Primarily a podcast, but also a cycling blog, the Two Johns are the “color commentary” to the serious cycling news found in velonews.com. Their podcast recordings – often two hours at length – provide a host of professional cycling news coverage, local race coverage (but only in those they personally participate), and listener feedback. They have a perfect balance of seriousness and silliness when discussing any cycling topic and are quick to offer advice to anyone seeking their input.
For all the celebrities and glitterati that you normally find on Twitter, the cycling community has jumped on this technology and put it to tremendous use. I am following a host of pro cyclists and supporting staff and catch wonderful, small glimmers into their daily lives. Lance, for sure, makes big announcements via Twitter such that many of them become the news source for major publication.

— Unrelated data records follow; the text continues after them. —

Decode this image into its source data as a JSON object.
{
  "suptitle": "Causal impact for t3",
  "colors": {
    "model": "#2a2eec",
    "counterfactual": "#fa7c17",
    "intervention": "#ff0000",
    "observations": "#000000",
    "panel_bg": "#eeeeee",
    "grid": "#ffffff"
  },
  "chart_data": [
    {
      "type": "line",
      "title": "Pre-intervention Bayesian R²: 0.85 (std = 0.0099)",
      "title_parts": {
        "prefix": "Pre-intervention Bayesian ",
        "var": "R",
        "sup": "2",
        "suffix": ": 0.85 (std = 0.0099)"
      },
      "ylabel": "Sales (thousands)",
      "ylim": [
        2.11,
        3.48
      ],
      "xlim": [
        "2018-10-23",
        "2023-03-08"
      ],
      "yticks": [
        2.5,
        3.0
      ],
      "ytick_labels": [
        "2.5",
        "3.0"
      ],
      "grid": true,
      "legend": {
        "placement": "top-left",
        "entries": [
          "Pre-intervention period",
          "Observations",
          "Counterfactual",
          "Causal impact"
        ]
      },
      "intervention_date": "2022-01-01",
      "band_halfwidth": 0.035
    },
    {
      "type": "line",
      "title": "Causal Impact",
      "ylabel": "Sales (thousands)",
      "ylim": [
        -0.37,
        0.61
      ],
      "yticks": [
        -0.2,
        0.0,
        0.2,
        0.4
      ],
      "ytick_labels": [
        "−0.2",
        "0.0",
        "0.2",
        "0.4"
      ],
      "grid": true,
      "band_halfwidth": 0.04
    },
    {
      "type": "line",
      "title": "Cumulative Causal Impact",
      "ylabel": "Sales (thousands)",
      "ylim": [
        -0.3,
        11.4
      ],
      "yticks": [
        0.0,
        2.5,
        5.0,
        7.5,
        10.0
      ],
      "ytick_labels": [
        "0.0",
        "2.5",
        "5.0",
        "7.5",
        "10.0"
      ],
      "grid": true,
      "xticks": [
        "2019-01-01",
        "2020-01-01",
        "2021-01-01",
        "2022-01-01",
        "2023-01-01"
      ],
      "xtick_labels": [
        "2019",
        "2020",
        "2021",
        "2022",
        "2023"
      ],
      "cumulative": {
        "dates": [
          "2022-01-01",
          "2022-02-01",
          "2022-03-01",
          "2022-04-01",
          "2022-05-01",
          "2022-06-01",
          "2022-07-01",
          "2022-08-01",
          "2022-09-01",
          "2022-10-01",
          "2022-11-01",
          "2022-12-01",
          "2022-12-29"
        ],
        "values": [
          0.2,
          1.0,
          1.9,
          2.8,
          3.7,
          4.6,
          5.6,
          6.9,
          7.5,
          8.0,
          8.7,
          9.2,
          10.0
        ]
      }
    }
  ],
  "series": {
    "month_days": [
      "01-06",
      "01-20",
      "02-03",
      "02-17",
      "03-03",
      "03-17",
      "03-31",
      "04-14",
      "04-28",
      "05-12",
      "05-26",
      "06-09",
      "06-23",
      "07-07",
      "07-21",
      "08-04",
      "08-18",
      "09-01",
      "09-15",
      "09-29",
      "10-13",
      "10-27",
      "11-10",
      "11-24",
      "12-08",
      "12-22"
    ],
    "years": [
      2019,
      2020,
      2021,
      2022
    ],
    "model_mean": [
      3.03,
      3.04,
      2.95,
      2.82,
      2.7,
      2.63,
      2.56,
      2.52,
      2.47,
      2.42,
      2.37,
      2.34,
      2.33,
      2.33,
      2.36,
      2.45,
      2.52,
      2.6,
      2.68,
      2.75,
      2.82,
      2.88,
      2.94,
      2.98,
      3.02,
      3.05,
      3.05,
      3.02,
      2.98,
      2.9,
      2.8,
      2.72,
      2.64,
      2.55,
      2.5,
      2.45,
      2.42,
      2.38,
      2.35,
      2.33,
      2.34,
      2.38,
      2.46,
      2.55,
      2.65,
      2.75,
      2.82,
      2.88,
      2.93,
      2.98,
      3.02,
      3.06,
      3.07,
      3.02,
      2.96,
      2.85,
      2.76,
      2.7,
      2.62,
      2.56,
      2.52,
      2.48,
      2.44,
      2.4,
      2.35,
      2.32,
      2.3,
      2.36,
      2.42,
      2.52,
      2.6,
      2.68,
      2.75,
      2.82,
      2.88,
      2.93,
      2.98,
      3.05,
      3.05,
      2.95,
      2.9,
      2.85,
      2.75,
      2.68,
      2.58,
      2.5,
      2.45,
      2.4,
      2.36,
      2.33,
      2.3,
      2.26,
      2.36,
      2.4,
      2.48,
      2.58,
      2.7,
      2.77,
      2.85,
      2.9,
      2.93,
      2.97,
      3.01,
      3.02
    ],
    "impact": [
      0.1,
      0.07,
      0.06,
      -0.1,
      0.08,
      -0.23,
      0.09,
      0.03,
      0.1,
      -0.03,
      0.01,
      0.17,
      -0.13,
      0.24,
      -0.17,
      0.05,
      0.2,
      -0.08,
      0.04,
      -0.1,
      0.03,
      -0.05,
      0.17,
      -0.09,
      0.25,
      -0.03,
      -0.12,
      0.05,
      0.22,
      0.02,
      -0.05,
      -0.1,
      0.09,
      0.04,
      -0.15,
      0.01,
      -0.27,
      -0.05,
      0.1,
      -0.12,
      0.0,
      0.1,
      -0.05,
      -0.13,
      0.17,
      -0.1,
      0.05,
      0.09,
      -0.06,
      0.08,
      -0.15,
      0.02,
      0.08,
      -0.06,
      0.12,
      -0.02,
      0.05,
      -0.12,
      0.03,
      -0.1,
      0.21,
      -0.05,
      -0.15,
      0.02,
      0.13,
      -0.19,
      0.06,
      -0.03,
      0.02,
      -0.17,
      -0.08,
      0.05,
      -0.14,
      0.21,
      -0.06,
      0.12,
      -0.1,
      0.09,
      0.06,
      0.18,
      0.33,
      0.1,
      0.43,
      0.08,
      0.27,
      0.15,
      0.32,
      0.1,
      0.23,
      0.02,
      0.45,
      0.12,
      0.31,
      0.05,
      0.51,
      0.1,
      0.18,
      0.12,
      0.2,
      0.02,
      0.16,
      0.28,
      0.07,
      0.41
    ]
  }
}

But others give insight into daily training regimes, activities away from the bike, and other details that humanize these dedicated professionals. My favorites include:
- Lance Armstrong
- Chris Horner
- David Zabriskie
- Floyd Landis
- Mick Rogers
- Tom Danielson
- Levi Leiphiemer
- Bob Roll
- Robbie Ventura
My favorite tweets (do you hate that term as much as me?) involve training schedules and details about the large number of hours that professionals spend on the bike. There is a little bit of envy in me when I read that some rider is off to spend the next 5 hours in the mountains. Their scenic pictures of mountain passes via TwitPic only add to this envy.
I also use the search feature in Twitter and a Twitter client (Tweetdeck) to watch for any posts regarding my New Steed™ (searching for “Specialized” and “Tarmac” together). This keeps me informed on the latest evolutions of my equipment and lets me hear others comment on their experiences with the bike.
Every serious biker is a gearhead. Instead of wrenching on hotrods in the garage, we are forever tweaking the components on several bikes in the basement. Thus, bike catalogs bring a tremendous level of excitement to me when they arrive in the mailbox. Performance Bike, Nashbar, Colorado Cyclist – it doesn’t matter where they come from (since they all carry the same stuff for nearly the same price), they are the 1970’s Sears Christmas Catalog of the cyclist.
With all of the options, I keep satiated with all things “bike” and hopefully make my way into Spring with mental capacity in-tact.